Dr Eilidh Whiteford MP, SNP spokesperson on social justice and welfare, added: “Iain Duncan Smith’s resignation proves beyond doubt how wedded the Tories are to austerity as a political choice, and how far they are willing to go to balance the budget on the backs of disabled and disadvantaged people.

“If the latest cuts to disability support are too much for Iain Duncan Smith, the architect of the bedroom tax, it shows the Tories need to rethink their whole approach to welfare reform, and abandon their ideological commitment to austerity cuts.

“Disabled people must not be made to pay the price of politically driven austerity or Conservative civil war over Europe.

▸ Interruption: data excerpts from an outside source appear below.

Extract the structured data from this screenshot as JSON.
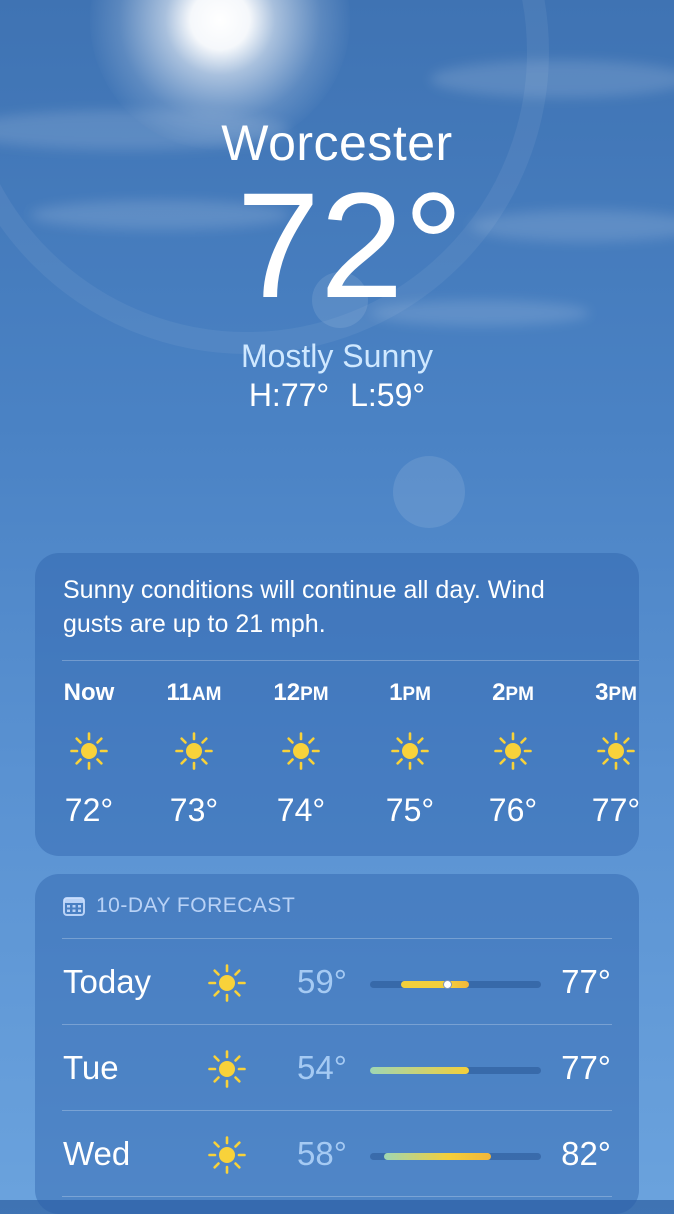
{
  "location": {
    "city": "Worcester",
    "temperature": "72°",
    "condition": "Mostly Sunny",
    "high": "H:77°",
    "low": "L:59°"
  },
  "hourly": {
    "summary": "Sunny conditions will continue all day. Wind gusts are up to 21 mph.",
    "items": [
      {
        "time": "Now",
        "ampm": "",
        "icon": "sun-icon",
        "temp": "72°"
      },
      {
        "time": "11",
        "ampm": "AM",
        "icon": "sun-icon",
        "temp": "73°"
      },
      {
        "time": "12",
        "ampm": "PM",
        "icon": "sun-icon",
        "temp": "74°"
      },
      {
        "time": "1",
        "ampm": "PM",
        "icon": "sun-icon",
        "temp": "75°"
      },
      {
        "time": "2",
        "ampm": "PM",
        "icon": "sun-icon",
        "temp": "76°"
      },
      {
        "time": "3",
        "ampm": "PM",
        "icon": "sun-icon",
        "temp": "77°"
      }
    ]
  },
  "daily": {
    "title": "10-DAY FORECAST",
    "days": [
      {
        "day": "Today",
        "icon": "sun-icon",
        "low": "59°",
        "high": "77°",
        "range_start": 0.18,
        "range_end": 0.58,
        "current": 0.45
      },
      {
        "day": "Tue",
        "icon": "sun-icon",
        "low": "54°",
        "high": "77°",
        "range_start": 0.0,
        "range_end": 0.58
      },
      {
        "day": "Wed",
        "icon": "sun-icon",
        "low": "58°",
        "high": "82°",
        "range_start": 0.08,
        "range_end": 0.71
      }
    ]
  },
  "colors": {
    "sun": "#f8d23a",
    "low_temp": "#aacdf5",
    "bar_cool": "#9fd6b3",
    "bar_warm": "#f3cf3b",
    "bar_hot": "#f2b63a"
  }
}
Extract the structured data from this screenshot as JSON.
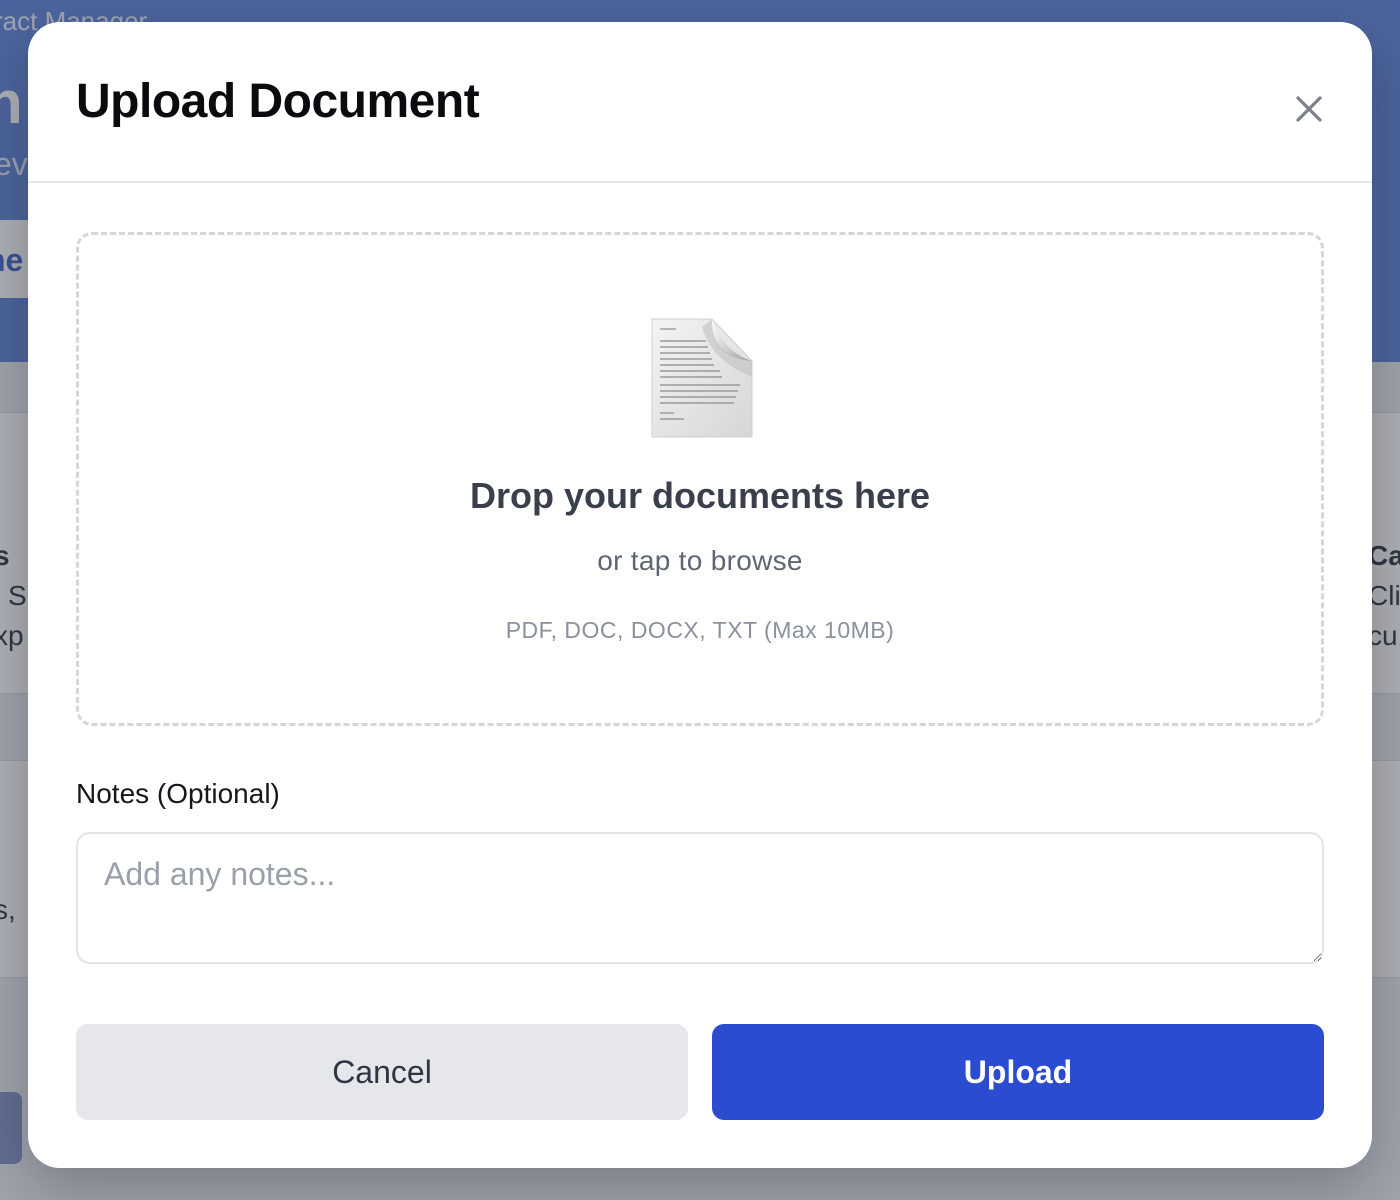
{
  "background": {
    "app_name": "ract Manager",
    "big_title": "n",
    "subtitle": "ev",
    "header_link": "s",
    "active_tab": "ne",
    "left_card_1": [
      "s",
      "l S",
      "xp"
    ],
    "left_card_2": [
      "s,"
    ],
    "right_card_1": [
      "Ca",
      "Cli",
      "cu"
    ]
  },
  "modal": {
    "title": "Upload Document",
    "close_icon": "close-icon"
  },
  "dropzone": {
    "icon": "document-icon",
    "title": "Drop your documents here",
    "subtitle": "or tap to browse",
    "formats": "PDF, DOC, DOCX, TXT (Max 10MB)"
  },
  "notes": {
    "label": "Notes (Optional)",
    "placeholder": "Add any notes...",
    "value": ""
  },
  "actions": {
    "cancel_label": "Cancel",
    "upload_label": "Upload"
  },
  "colors": {
    "accent": "#2b4bd0",
    "header_bg": "#5b7fd6",
    "cancel_bg": "#e5e7eb"
  }
}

“David Cameron must take control of his divided government and confirm that these reckless and poorly thought-out cuts - the latest in a long line of cuts to disability support - will be scrapped completely.”

Iain Duncan Smith’s resignation letter in full:

I am incredibly proud of the welfare reforms that the government has delivered over the last five years. Those reforms have helped to generate record rates of employment and in particular a substantial reduction in workless households.

As you know, the advancement of social justice was my driving reason for becoming part of your ministerial team and I continue to be grateful to you for giving me the opportunity to serve. You have appointed good colleagues to my department who I have enjoyed working with. It has been a particular privilege to work with excellent civil servants and the outstanding Lord Freud and other ministers including my present team, throughout all of my time at the Department of Work and Pensions.

I truly believe that we have made changes that will greatly improve the life chances of the most disadvantaged people in this country and increase their opportunities to thrive. A nation’s commitment to the least advantaged should include the provision of a generous safety-net but it should also include incentive structures and practical assistance programmes to help them live independently of the state. Together, we’ve made enormous strides towards building a system of social security that gets the balance right between state help and self help.

Throughout these years, because of the perilous public finances we inherited from the last Labour administration, difficult cuts have been necessary. I have found some of these cuts easier to justify than others but aware of the economic situation and determined to be a team player I have accepted their necessity.

You are aware that I believe the cuts would have been even fairer to younger families and people of working age if we had been willing to reduce some of the benefits given to better-off pensioners but I have attempted to work within the constraints that you and the chancellor set.

I have for some time and rather reluctantly come to believe that the latest changes to benefits to the disabled and the context in which they’ve been made are a compromise too far. While they are defensible in narrow terms, given the continuing deficit, they are not defensible in the way they were placed within a Budget that benefits higher earning taxpayers. They should have instead been part of a wider process to engage others in finding the best way to better focus resources on those most in need.

I am unable to watch passively whilst certain policies are enacted in order to meet the fiscal self imposed restraints that I believe are more and more perceived as distinctly political rather than in the national economic interest.

Too often my team and I have been pressured in the immediate run up to a budget or fiscal event to deliver yet more reductions to the working age benefit bill. There has been too much emphasis on money saving exercises and not enough awareness from the Treasury, in particular, that the government’s vision of a new welfare-to-work system could not be repeatedly salami-sliced.

It is therefore with enormous regret that I have decided to resign. You should be very proud of what this government has done on deficit reduction, corporate competitiveness, education reforms and devolution of power. I hope as the government goes forward you can look again, however, at the balance of the cuts you have insisted upon and wonder if enough has been done to ensure “we are all in this together”.